- Directed by: Stephen Kogon
- Written by: Stephen Kogon
- Produced by: Roy Bodner Travis Huff John Kaiser Stephen Kogon
- Starring: Stephen Kogon; Beverley Mitchell; Hayley Shukiar; Clare Grant; Jim O'Heir; Carlos Alazraqui;
- Cinematography: Shanele Alvarez
- Edited by: J. Horton
- Production company: Wings of Hope Productions
- Distributed by: Indie Rights
- Release date: 19 January 2018;
- Running time: 93 minutes
- Country: United States
- Language: English

= Dance Baby Dance =

Dance Baby Dance is a 2018 American drama film directed by Stephen Kogon, starring Kogon, Beverley Mitchell, Hayley Shukiar, Clare Grant, Jim O'Heir and Carlos Alazraqui.

==Cast==
- Stephen Kogon as Jimmy Percer
- Beverley Mitchell as Tess Percer
- Hayley Shukiar as Kit
- Clare Grant as Camille
- Jim O'Heir as Mr.
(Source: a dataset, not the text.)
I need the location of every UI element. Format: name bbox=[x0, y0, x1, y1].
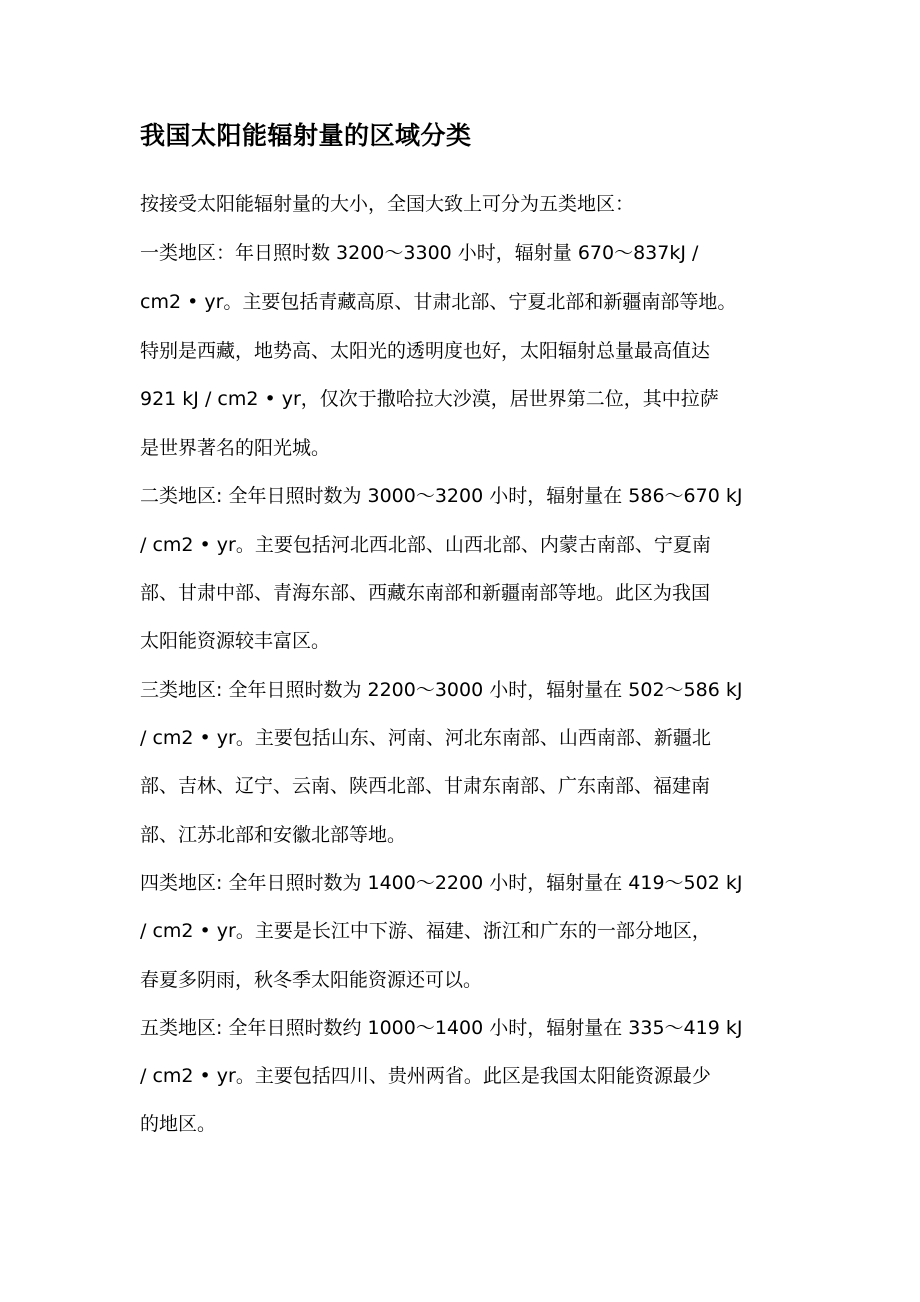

Dalrymple
- Carlos Alazraqui as Hector
- Lisa Brenner as Lanie
- Isaiah Lucas as Ravon
- Leah Cevoli as Cindy
- Michelle Thomson as Veronica
- Ellen Kim as Sherry
- Jim Nowakowski as Dex
- Aaron DeWayne Williams as Kevin

==Reception==
Alan Ng of Film Threat gave the film a score of 1.5/5 and wrote that while Mitchell is "strong enough to carry Kogon to make their scenes together tolerable", Kogon "prevents the serious moments the film needs from being taken seriously". Ng also called the choreography "mediocre at best" and the cinematography "just as uninspired as the dancing."

Kimber Myers of the Los Angeles Times wrote that the film "doesn’t just suffer from a predictable script; basic tenets of cinematography, lighting and editing are either ignored by or unfamiliar to those behind the camera."